Created attachment 11561 [details, diff] Small update Two little edits to make stuff more clear.
Created attachment 11872 [details, diff] patch for libsandbox.c to support tracing This will enable SANDBOX_TRACE and SANDBOX_TRACE_LOG to create the filelist that is normally created with strace. Advantages: paths are normalized, you only see the important paths, it's faster than strace, and it doesn't use strace. My feeling about this patch is that the code is very stable. Of course, testing can never hurt :) Carpaski, if you don't want to apply it, can you at least add the documentation comments I added in front?
Created attachment 11873 [details, diff] ebuild.sh changes to use the libsandbox patch As you can see, very minimal. In the long run, the sort -u should stay, and an external prog should be used to generate the package list.
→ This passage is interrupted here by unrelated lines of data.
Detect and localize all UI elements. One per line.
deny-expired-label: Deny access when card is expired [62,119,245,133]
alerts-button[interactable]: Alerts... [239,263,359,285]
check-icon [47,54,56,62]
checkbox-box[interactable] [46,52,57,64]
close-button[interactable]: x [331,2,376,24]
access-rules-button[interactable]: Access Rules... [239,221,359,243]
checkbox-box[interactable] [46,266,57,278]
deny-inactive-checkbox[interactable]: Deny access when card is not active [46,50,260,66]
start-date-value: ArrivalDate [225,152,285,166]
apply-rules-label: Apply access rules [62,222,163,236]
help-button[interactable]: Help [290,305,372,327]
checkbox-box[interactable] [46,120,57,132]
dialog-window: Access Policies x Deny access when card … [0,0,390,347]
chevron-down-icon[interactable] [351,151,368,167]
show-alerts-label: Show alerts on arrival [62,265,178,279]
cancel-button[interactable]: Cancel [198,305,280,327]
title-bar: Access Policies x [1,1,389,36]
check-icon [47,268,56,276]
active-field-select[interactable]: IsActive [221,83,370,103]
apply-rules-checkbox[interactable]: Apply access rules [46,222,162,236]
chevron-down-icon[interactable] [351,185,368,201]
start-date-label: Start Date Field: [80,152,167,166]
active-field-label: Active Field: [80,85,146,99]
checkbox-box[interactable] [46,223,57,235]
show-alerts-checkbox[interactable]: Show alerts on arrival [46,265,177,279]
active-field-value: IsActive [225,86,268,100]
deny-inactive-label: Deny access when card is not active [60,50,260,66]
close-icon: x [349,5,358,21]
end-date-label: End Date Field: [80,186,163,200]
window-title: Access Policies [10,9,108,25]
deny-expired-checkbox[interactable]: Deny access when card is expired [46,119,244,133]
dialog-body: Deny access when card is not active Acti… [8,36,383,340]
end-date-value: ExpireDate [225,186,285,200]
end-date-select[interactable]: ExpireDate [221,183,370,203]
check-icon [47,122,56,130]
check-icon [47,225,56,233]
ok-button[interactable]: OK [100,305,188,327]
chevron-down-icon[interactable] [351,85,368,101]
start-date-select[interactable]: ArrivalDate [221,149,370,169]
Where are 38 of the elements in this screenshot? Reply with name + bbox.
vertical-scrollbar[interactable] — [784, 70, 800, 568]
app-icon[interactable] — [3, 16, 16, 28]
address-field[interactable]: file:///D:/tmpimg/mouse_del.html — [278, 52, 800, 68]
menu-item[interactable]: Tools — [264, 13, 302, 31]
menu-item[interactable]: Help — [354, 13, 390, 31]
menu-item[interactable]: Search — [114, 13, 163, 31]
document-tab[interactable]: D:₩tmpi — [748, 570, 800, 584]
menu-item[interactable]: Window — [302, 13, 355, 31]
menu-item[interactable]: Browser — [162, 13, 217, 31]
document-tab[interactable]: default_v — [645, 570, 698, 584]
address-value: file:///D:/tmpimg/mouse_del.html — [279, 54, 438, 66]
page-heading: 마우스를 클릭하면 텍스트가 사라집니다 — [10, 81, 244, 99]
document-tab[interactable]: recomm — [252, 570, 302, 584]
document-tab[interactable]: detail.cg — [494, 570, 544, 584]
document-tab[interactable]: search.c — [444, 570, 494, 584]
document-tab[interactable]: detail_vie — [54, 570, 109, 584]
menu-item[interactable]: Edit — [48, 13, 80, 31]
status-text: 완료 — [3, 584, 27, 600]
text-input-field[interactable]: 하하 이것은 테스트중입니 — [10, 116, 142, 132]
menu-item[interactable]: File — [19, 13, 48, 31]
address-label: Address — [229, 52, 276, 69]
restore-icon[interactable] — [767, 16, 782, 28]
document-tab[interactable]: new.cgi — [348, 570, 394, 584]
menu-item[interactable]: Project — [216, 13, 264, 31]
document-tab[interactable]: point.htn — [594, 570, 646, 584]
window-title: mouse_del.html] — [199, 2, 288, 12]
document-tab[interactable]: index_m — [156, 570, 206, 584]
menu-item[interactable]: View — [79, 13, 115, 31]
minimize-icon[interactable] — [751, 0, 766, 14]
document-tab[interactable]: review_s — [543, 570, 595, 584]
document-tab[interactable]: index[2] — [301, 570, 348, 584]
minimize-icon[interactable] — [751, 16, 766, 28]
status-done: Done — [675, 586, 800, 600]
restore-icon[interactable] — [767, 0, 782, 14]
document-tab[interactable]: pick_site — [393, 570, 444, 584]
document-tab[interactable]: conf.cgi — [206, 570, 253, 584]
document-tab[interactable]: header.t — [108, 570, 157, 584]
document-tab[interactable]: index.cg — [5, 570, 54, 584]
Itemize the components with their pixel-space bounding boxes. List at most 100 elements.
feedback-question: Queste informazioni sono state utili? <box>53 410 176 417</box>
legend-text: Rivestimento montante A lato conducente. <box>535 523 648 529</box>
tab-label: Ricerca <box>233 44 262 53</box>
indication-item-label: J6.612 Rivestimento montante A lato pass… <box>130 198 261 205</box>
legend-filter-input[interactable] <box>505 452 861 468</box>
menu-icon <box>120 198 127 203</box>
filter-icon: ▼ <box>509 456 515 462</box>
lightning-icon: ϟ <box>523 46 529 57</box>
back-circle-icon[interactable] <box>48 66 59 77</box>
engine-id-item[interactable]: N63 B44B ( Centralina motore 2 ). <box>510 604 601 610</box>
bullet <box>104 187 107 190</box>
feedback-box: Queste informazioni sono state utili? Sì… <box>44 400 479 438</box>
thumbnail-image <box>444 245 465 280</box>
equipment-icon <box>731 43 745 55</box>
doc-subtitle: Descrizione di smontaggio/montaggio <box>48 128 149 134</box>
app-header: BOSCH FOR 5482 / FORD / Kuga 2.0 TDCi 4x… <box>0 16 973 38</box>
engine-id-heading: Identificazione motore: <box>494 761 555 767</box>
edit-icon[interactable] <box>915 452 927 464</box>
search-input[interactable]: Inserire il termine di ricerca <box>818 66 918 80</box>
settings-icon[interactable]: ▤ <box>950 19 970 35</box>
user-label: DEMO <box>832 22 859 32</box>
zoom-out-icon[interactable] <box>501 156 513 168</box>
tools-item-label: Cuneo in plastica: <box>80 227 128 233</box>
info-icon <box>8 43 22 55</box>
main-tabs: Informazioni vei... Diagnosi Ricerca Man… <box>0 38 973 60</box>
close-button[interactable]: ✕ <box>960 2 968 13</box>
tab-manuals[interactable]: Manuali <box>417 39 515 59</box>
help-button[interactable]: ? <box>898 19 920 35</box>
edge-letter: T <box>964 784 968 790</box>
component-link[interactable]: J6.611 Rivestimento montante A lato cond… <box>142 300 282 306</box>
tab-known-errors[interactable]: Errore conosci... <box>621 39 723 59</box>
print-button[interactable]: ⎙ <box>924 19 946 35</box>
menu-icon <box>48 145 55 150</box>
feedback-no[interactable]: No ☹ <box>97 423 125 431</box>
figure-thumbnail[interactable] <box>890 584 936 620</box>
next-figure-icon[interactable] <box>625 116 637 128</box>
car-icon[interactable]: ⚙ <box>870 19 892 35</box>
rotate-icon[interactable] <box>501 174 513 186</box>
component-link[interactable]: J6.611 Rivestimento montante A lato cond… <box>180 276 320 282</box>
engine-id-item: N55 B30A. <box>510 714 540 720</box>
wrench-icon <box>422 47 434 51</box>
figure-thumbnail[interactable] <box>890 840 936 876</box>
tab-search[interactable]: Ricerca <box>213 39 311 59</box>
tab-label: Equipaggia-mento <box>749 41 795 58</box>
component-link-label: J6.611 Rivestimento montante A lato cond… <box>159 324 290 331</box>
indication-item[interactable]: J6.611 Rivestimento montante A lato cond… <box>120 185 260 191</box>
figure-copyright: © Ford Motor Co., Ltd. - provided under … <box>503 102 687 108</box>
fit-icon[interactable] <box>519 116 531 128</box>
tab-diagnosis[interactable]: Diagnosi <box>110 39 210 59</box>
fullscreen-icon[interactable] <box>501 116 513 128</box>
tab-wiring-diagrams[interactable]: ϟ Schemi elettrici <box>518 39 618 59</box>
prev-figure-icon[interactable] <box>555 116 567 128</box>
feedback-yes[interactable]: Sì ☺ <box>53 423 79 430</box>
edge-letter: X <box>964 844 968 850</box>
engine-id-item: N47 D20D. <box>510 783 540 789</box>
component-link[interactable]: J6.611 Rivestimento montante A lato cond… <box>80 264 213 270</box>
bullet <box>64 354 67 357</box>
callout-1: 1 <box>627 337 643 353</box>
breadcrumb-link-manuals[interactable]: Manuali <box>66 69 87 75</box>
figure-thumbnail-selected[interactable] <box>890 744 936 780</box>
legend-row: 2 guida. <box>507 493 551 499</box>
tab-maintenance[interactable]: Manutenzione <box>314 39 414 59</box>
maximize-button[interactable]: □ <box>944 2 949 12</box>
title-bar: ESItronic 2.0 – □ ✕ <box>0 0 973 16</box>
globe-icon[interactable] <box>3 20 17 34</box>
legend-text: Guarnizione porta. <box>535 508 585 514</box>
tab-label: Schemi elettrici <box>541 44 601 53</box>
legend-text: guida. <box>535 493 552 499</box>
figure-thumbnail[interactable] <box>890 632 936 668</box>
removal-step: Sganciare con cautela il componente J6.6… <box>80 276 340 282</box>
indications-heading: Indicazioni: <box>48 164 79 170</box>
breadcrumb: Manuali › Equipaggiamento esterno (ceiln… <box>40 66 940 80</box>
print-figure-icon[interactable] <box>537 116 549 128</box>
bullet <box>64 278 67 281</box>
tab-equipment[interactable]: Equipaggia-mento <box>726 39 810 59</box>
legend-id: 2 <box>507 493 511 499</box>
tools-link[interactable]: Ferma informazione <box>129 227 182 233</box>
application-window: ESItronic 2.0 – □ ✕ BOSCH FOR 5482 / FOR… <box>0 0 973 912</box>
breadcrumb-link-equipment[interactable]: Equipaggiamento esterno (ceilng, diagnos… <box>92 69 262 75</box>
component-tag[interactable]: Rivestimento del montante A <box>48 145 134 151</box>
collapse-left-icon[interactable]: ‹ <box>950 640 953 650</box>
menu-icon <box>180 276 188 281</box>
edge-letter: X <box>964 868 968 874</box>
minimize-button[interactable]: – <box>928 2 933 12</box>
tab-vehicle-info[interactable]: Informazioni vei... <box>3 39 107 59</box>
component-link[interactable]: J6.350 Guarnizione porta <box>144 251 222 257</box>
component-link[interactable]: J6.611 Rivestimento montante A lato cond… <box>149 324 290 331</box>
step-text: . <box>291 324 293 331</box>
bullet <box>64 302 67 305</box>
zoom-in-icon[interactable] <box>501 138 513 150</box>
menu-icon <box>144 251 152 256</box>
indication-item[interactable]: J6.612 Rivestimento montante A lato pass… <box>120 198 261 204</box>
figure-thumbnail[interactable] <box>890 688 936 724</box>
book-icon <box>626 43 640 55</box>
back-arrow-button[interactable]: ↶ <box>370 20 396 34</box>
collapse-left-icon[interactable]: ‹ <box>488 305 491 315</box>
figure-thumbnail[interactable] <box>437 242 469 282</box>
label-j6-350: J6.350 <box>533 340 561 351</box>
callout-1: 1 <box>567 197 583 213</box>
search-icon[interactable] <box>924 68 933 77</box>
This could then also be used to generate package lists from stracing a running binary, giving a precise RDEPEND. More ideas: - put the tracing around all ebuild stages. This won't help for stages that don't use sandbox, like postinstall, but for these the author knows what he uses. - Mark the packages that are in the system package list so that no dependencies get added needlessly. (should go in that external app) Comments very welcome...
It seems like nothing has happened on this since May? Why hasn't the patch been applied? It seems pretty harmless since it needs the FINDDEPS variable to be set.
Technically and enhancement, marking it as such- Meanwhile, is this still even kicking?
So... no longer kicking. Beyond that, reasons why this approach has major issues- How will dlopen trickery (say, kdelibs fex) be handled automatically? If an autogeneration of RDEPENDS is implemented, it pretty much has to be fool proof, 'coz it would become heavily relied upon. Beyond that, autogeneration of rdepends fails pretty miserably if the source makes any exec calls to external utilities- that's not even accounting trying to auto-determine what is required for scripts- quilt fex.